The Bentham Project’s ‘Legacy Transcripts’

By Tim Causer, on 12 November 2010

Vital to the Bentham Project’s aim of producing a new and authoritative edition of The Collected Works of Jeremy Bentham are transcriptions of manuscripts written by the man himself. As noted in an earlier post, the volume of material produced by Bentham is daunting – UCL’s Special Collections holds around 60,000 folios across 176 boxes, while the British Library holds another 12,500 folios. Thanks to the indefatigable Bentham Project staff past and present, around 20,000 folios have been transcribed during the last 25 years.

Transcription has taken various forms at the Bentham Project. At first, it was done by hand and the transcripts typed up on a mechanical typewriter, until the Project’s staff found themselves on the technological cutting-edge upon the arrival of an electronic typewriter. For younger scholars, it is hard to imagine how problematic and time-consuming transcription can be without our trusty laptops.

More recently, this work has been carried out using a variety of word processors, such as Corel WordPerfect, and now Microsoft Word. However, unlike those produced through Transcribe Bentham, Word-produced transcriptions tend not to replicate all of the numerous deletions, insertions and marginalia which litter Bentham’s manuscripts and make them such complex documents. This is with good reason: the Bentham Project’s intention is to produce a Collected Works which are as close to Bentham’s intended vision as possible and which read coherently, to which purpose such markings are usually not conducive.

An example of a transcription from which the Bentham Project editors work.

While they suit the purposes of the Bentham Project editors admirably, these Word files do have drawbacks: they are produced using proprietary software and are thus are not as flexible as XML files, and they do not represent a faithful rendering of the original manuscript. The Word transcripts do not, for instance, tend to reproduce some of the most important and basic TEI elements used by Transcribe Bentham, such as line and page breaks, paragraphing and underlining, as they are unnecessary thanks to Word’s what-you-see-is-what-you-get interface.

As we intend to create a digital repository of Bentham’s works there is, therefore, a real need to take these Word documents – or ‘Legacy Transcripts’, as we’ve become wont to describe them – and encode them just as we would through Transcribe Bentham.

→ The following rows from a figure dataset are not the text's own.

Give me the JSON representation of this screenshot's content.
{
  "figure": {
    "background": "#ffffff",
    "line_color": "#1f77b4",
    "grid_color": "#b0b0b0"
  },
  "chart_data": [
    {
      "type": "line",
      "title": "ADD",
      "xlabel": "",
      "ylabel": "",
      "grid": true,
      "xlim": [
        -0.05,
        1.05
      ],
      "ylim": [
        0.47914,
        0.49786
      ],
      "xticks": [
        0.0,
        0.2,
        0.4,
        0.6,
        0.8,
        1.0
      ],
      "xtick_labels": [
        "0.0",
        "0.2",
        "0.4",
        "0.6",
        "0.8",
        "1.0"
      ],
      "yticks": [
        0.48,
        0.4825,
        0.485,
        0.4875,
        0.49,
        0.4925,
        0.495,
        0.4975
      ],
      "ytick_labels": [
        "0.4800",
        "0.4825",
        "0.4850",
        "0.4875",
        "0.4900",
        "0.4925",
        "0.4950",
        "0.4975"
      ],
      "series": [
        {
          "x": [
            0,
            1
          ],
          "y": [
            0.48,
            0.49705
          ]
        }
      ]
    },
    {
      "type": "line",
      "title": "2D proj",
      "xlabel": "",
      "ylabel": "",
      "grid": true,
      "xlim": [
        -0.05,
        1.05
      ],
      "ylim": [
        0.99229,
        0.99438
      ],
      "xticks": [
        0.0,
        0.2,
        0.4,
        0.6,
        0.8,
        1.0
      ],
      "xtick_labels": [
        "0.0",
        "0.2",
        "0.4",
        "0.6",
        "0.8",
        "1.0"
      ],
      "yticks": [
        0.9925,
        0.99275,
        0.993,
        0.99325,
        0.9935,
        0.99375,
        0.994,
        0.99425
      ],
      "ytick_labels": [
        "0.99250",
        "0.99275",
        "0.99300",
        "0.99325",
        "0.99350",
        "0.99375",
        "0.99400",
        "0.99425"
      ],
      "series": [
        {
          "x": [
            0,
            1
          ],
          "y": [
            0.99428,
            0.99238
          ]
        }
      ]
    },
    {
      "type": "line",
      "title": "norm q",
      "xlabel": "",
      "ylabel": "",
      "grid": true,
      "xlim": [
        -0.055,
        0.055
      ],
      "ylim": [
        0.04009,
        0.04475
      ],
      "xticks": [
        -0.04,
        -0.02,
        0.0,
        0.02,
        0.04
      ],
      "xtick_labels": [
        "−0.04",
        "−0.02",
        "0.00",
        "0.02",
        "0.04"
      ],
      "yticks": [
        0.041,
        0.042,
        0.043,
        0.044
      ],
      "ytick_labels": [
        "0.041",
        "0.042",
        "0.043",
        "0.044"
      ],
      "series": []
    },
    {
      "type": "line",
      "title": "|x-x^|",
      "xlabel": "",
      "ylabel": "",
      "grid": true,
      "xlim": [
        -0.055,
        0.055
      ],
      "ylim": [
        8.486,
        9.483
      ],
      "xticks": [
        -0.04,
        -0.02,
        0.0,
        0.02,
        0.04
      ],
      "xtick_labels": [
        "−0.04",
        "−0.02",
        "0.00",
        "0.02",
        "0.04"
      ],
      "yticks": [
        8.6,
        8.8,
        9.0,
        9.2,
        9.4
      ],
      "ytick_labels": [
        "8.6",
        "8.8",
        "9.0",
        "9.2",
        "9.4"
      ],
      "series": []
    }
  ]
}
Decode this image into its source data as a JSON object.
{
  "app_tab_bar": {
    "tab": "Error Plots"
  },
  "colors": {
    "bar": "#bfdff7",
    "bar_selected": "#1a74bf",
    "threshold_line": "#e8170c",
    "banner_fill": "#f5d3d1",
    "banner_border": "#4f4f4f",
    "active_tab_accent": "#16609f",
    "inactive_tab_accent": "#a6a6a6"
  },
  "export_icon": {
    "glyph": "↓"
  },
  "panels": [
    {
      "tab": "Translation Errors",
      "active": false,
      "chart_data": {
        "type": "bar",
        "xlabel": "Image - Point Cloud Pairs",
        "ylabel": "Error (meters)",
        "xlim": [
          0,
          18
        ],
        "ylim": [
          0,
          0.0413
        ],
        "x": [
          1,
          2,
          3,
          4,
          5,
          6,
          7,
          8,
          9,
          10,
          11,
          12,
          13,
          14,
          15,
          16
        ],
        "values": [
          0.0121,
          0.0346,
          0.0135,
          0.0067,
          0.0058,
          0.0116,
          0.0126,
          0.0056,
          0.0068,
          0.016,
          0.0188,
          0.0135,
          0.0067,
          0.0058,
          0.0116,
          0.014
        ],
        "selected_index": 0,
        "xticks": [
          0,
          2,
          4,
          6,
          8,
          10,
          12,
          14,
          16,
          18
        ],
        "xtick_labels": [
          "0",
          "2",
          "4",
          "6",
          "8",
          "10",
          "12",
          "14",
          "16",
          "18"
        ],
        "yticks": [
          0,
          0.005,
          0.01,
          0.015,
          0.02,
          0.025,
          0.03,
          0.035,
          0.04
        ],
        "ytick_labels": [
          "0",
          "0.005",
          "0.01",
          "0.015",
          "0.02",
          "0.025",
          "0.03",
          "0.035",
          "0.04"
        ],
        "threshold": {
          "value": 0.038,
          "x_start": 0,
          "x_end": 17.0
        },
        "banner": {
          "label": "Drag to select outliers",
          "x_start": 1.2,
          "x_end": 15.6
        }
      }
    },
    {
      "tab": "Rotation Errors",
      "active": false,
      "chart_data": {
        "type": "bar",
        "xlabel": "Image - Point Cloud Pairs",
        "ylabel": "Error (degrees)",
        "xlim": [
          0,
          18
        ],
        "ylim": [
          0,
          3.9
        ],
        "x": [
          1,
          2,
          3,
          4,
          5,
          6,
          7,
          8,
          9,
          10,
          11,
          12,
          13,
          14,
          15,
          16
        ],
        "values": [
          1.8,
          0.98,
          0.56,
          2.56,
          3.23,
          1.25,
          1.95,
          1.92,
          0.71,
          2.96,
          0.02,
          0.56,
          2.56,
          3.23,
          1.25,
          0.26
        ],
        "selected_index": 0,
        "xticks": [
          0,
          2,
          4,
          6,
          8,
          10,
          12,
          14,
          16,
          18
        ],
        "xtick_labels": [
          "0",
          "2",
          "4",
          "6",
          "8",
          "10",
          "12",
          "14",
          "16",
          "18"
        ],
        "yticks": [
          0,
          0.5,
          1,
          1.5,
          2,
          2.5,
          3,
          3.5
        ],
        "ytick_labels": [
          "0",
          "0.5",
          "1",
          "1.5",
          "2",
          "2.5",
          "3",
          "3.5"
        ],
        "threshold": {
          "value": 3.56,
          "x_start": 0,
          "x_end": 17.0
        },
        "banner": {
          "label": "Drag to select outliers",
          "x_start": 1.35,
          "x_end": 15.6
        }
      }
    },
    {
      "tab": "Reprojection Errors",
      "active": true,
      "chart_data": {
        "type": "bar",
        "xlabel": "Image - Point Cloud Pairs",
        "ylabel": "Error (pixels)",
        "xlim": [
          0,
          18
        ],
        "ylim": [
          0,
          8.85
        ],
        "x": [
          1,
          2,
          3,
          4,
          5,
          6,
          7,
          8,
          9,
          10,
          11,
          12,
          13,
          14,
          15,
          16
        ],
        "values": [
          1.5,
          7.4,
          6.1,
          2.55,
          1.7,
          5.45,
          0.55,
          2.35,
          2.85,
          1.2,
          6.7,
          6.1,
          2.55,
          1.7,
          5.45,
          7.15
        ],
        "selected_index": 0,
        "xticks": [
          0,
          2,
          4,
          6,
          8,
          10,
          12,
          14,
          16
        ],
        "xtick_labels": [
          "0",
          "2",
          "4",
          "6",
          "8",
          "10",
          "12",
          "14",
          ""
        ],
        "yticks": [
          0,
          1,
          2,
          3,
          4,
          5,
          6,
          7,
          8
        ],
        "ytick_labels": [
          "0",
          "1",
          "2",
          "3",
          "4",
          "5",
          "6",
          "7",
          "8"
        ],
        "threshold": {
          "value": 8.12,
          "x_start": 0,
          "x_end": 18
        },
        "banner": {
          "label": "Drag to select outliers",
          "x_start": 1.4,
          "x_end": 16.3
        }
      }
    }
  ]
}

This clearly necessitates a great deal of work, which was begun by our colleague Justin Tonra, and continues in earnest. It is complicated by there being 55 boxes worth of transcriptions which were saved using now defunct formats in large files documents; these transcriptions need to be salvaged using Word and separated into individual folios.

Once we have the Word files the real work can begin, though we were faced with an immediate dilemma about how to proceed. We could check and revise each transcription against the original folio and mark them up using all the Transcribe Bentham tags, but by doing so we might only complete a handful of boxes over the next few months. Instead, it was decided that we would aim to get as much material converted into XML as possible, thereby getting a larger amount of material into such a state that it will be ready to be made accessible to the public. This will be done by lightly encoding each transcript using mostly only header and paragraph tags.

A lightly-encoded Legacy Transcript, showing header, paragraph and underlining tags.

We will create valid TEI-compliant XML documents, an example of which can be seen below. This clearly does not look as sophisticated as manuscripts encoded through Transcribe Bentham, but such light encoding provides a working XML file, an extremely useful and valuable starting point, and something which can be edited in more detail at a later date.

The same lightly-encoded Legacy Transcript, rendered in Firefox.

A manuscript encoded through Transcribe Bentham, rendered in Firefox.

The conversion of our Legacy Transcripts complements the great labours of Transcribe Bentham‘s contributors, and it might even be possible to ask volunteers to add more thorough coding at some point in the future. The work will also contribute to the ultimate aim of producing a full-text searchable digital catalogue of the Bentham Papers, open to all, which will be housed in UCL’s Digital Collections.

Update: a small Legacy Transcript experiment is now running at the Transcription Desk

There is plenty to do, so wish us luck!